We are working on providing a richer Kotlin/WASM32 to JavaScript interoperability. That will bring some complications on the boundary between the languages.
Hmm, perhaps I'm missing something here in your explanation. As per a discussion I had here, gc still needs to be considered and implemented on a per language need / basis where gc is required by that language. In the case noted there, you'll see that they are saying that we have to get bdwgc running prior to Crystal working. Do you not do something similar? Or is there a way "around" this garbage collection issue that we're missing in that discussion?
FYI, it might be easier for you to look into using Emscripten to get the JS interop.
Yes, we have our garbage collection code (which is a reference counter with a cycle collector) ready and running on wasm32.
Interesting, I see you've got a binaryen.diff, is this where you implement the gc? I would be interested in exploring how you implemented your gc functionality.
@Alefas so if you could explain a little more... Your compiler and WASM is treating memory as linear array of bytes? And then you build your structures on top of that just as if you were dealing in assembly? How do you search the stack frame and global variable space for pointers?
@ylluminate Hopefully this might help - https://github.com/JetBrains/kotlin-native/blob/master/runtime/src/main/cpp/Memory.cpp#L34-L35
Not sure what is the issue here. Closing for now.
@olonho I think @catmando was hoping for some more verbose English based explanation of what is going with regards to memory management / gc from @alexander-gorshenev.
The question is an implementation question: how do you implement GC roots on the stack for the wasm target, which is a stack machine not a register machine.
Go's very WIP port recreates the stack in linear memory, at a speed cost, and the suggested solution from the emscripten guys was to write all pointers to the C stack.
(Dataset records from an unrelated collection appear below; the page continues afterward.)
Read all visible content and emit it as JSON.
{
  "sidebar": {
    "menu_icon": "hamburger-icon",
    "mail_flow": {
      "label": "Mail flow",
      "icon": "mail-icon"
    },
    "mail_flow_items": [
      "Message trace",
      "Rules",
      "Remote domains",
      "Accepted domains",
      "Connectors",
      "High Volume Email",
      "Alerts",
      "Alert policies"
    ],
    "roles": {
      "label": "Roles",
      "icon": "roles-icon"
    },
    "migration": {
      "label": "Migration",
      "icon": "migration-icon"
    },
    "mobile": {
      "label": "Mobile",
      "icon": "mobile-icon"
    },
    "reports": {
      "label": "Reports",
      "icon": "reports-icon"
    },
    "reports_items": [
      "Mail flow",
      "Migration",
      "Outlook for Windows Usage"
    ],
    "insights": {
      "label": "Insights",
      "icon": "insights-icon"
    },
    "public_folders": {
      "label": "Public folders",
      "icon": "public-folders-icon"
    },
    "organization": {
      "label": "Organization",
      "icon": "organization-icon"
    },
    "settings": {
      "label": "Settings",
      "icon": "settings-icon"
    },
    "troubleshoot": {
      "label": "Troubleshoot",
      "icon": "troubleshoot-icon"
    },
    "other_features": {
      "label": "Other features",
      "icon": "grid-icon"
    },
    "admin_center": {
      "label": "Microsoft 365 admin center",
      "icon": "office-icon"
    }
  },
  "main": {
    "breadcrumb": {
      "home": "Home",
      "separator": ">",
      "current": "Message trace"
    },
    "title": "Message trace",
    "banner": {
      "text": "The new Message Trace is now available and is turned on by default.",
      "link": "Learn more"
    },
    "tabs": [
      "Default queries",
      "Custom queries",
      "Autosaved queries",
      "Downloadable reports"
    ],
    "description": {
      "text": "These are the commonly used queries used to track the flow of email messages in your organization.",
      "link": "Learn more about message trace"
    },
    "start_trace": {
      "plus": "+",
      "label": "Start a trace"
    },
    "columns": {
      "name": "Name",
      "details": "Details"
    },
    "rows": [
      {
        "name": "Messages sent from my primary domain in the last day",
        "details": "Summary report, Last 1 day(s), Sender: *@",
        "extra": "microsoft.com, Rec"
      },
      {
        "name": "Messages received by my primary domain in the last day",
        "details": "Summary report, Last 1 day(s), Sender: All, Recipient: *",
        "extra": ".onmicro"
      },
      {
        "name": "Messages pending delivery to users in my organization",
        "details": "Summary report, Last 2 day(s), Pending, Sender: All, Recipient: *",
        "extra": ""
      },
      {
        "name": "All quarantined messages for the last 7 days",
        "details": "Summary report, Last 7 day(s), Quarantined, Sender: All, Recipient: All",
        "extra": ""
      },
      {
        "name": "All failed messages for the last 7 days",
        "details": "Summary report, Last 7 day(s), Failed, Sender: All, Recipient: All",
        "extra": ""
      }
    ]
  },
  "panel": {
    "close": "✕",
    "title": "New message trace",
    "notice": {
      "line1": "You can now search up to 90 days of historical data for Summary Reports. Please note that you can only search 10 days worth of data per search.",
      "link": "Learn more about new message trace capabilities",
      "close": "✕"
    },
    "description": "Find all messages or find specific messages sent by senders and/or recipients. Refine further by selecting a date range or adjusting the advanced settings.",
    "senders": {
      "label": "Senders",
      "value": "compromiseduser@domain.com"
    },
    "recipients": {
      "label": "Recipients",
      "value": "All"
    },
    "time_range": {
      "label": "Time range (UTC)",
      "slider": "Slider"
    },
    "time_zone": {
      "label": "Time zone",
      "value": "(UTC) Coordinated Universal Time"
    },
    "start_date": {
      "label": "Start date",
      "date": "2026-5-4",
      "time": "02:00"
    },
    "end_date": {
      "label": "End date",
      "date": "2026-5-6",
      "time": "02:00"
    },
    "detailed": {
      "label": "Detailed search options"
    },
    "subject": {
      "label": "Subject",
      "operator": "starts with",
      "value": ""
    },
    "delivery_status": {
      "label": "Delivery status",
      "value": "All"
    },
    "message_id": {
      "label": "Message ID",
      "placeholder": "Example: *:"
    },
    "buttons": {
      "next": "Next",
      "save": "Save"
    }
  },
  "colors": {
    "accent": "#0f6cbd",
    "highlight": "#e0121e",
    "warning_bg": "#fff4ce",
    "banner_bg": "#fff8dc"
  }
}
We were wondering about your approach to supporting gc on this platform.
@alexander-gorshenev how does the "automatic reference counting with a cycle collector on top" work in wasm without being able to walk the stack to look for roots? or does it not need to? (ref: https://blog.jetbrains.com/kotlin/2017/04/kotlinnative-tech-preview-kotlin-without-a-vm/ )
Could you provide an overview of how Kotlin generates WASM output given that garbage collection is a requirement for Kotlin and the garbage collection specification has not even been implemented yet for WebAssembly?
I'm curious to get a "10 mile view" of what you're doing that has overcome this deficiency for the time being and also working with providing standard libraries for the language.